DDP Update Teacher parameters from student parameters

Hello,

I am currently training a teacher and student model for unsupervised domain adaptation with pseudo labels. The teacher model is an exponential moving average of the student model and is updated using the student weights after each back propagation step of the student model. The weights of the teacher should not be updated by any gradient and is only used to predict the detached pseudo labels. I get the following error:


> RuntimeError: Expected to mark a variable ready only once. This error is caused by one of the following reasons: 1) Use of a module parameter outside the `forward` function. Please make sure model parameters are not shared across multiple concurrent forward-backward passes. or try to use _set_static_graph() as a workaround if this module graph does not change during training loop.2) Reused parameters in multiple reentrant backward passes. For example, if you use multiple `checkpoint` functions to wrap the same part of your model, it would result in the same set of parameters been used by different reentrant backward passes multiple times, and hence marking a variable ready multiple times. DDP does not support such use cases in default. You can try to use _set_static_graph() as a workaround if your module graph does not change over iterations.
> Parameter at index 433 has been marked as ready twice. This means that multiple autograd engine  hooks have fired for this particular parameter during this iteration. You can set the environment variable TORCH_DISTRIBUTED_DEBUG to either INFO or DETAIL to print parameter names for further debugging.

To get the teacher network, I create a checkpoint of the student model then load the state dict to the teacher model, this is working using the following function:

    def create_ema_model_copy(self):
        """
        Creates an exponential moving average copy of the model in order to predict the pseudo labels. (Using the same
        model for training and the predictions produces a high bias and results in collapse of semantic classes in the
        preidction.)
        """
        self.ema_model = models.get_model(self.cfg.model.type, self.cfg)
        if self.cfg.device.multiple_gpus:
            self.ema_model = torch.nn.SyncBatchNorm.convert_sync_batchnorm(self.ema_model)
        self.ema_model.to(self.device)

        if self.cfg.device.multiple_gpus:
            self.ema_model = CustomDistributedDataParallel(self.ema_model,
                                                           device_ids=[self.rank],
                                                           find_unused_parameters=True)
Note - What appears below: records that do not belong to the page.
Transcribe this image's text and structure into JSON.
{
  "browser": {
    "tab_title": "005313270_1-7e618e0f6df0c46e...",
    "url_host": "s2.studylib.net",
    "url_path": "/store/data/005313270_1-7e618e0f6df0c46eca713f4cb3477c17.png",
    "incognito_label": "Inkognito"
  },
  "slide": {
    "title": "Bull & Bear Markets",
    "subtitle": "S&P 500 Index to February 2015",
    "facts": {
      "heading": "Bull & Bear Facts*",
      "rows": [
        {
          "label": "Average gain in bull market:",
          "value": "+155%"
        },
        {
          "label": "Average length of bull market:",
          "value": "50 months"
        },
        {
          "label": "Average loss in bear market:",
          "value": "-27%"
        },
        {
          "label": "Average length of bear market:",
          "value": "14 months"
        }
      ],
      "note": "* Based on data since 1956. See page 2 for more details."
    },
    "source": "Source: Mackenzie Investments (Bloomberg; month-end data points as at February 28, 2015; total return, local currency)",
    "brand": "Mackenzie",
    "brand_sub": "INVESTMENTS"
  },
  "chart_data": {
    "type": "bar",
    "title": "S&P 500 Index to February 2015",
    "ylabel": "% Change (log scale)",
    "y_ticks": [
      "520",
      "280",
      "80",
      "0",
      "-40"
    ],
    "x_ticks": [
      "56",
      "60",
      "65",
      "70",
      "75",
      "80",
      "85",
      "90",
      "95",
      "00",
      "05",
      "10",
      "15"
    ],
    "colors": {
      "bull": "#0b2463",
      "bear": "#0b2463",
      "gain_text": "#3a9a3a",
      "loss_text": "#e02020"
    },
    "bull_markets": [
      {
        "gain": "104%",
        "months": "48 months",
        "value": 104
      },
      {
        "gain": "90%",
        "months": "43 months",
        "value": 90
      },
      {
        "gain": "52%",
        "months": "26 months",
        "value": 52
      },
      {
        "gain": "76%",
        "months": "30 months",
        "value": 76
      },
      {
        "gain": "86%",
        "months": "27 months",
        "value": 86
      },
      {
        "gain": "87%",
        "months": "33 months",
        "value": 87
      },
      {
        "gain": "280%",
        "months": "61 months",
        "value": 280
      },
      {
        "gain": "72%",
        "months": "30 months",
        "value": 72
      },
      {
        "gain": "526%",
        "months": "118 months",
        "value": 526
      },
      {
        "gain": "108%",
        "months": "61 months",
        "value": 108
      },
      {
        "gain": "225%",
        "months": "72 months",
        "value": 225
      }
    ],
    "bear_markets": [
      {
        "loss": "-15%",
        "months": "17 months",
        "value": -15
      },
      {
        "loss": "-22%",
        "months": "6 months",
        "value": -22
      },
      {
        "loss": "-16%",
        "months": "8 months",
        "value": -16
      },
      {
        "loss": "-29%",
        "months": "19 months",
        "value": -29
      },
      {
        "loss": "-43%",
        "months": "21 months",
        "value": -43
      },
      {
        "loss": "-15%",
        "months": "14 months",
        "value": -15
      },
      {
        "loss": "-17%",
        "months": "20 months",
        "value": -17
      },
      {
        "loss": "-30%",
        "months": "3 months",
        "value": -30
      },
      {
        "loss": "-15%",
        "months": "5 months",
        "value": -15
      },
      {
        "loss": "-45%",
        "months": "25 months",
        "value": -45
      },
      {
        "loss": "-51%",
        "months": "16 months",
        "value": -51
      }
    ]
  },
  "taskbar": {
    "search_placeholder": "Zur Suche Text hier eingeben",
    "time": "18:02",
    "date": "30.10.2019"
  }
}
        # load the weights
        checkpoint = io_utils.IOHandler.gen_checkpoint(
            self.model.get_networks(), **{"cfg": self.cfg})

        io_utils.IOHandler.load_weights(checkpoint, self.ema_model.get_networks())

        for param in self.ema_model.parameters():
            param.detach_()

To update the teacher network, I call the following function after the loss.backward():

    def update_ema_model_copy(self, iteration, teacher_weight):
        """Copied and modified from https://github.com/vikolss/DACS/blob/master/trainUDA.py"""
        teacher_weight = min(1 - 1 / (iteration + 1), teacher_weight)
        for ema_param, param in zip(self.ema_model.parameters(), self.model.parameters()):
            ema_param.data[:] = teacher_weight * ema_param[:].data[:] + (1 - teacher_weight) * param[:].data[:]

How can I use the student model weights to update the teacher model ?

@blowtorch Have you tried setting _set_static_graph as suggested in the error message?